Alors que la dernière vague de tarifs douaniers du président Trump entrait en vigueur ce matin, j’ai observé les négociants à la Bourse des Marchandises de Bruxelles qui ajustaient frénétiquement leurs positions tandis que leurs téléphones s’illuminaient d’appels provenant de Pékin à Boston. L’atmosphère était électrique d’anxiété – un phénomène que j’ai constaté à plusieurs reprises lors de mes reportages sur trois continents cette année.
« Nous entrons maintenant en territoire inconnu, » m’a confié Marcel Dupont, économiste en chef chez EuroTrade Partners, en me montrant des données de marché en temps réel sur sa tablette. « Ce ne sont plus des tarifs chirurgicaux. Ils remodèlent des chaînes d’approvisionnement entières. »

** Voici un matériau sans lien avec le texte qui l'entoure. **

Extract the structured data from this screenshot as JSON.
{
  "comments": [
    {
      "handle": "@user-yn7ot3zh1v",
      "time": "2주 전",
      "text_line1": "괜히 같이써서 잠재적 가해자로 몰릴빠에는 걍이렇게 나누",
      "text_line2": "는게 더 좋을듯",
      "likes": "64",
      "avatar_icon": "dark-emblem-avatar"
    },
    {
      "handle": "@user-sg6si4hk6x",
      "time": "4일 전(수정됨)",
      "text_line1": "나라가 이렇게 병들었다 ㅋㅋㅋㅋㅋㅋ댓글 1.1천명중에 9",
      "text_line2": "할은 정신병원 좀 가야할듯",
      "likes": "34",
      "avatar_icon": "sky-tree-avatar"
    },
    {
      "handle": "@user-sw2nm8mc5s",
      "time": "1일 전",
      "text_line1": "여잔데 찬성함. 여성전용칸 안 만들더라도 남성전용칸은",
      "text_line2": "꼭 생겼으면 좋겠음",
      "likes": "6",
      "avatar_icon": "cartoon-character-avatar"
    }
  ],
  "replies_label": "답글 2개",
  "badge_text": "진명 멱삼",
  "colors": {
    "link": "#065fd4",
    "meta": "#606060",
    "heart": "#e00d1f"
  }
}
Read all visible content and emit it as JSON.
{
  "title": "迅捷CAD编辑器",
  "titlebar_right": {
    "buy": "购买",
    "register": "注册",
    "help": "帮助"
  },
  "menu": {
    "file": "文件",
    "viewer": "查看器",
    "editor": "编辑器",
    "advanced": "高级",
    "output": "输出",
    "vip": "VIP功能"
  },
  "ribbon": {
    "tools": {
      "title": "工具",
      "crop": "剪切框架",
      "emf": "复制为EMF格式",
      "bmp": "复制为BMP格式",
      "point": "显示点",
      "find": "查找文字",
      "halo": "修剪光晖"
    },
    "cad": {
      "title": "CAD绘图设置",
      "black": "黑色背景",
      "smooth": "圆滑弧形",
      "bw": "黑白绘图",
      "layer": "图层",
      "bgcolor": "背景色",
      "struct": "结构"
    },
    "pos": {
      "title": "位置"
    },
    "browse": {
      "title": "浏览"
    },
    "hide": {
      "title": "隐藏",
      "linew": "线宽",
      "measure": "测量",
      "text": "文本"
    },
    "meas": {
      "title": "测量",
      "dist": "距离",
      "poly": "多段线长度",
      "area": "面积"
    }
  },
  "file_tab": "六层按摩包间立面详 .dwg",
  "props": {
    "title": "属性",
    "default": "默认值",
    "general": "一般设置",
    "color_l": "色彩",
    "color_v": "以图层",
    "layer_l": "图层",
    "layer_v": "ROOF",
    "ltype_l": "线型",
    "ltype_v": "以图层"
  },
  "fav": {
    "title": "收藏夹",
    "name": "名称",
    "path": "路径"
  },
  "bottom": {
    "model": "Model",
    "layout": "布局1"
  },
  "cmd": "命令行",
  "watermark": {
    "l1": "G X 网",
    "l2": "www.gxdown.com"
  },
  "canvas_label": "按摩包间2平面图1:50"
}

Les chiffres racontent une histoire sombre. La mise en œuvre de ce matin porte le total des tarifs du second mandat de Trump à plus de 450 milliards de dollars de marchandises affectées, la Chine supportant le fardeau le plus lourd avec des droits de 60% sur la plupart des catégories, suivie du Mexique et du Canada à 25%, et les importations européennes faisant désormais face à une taxe générale de 20%.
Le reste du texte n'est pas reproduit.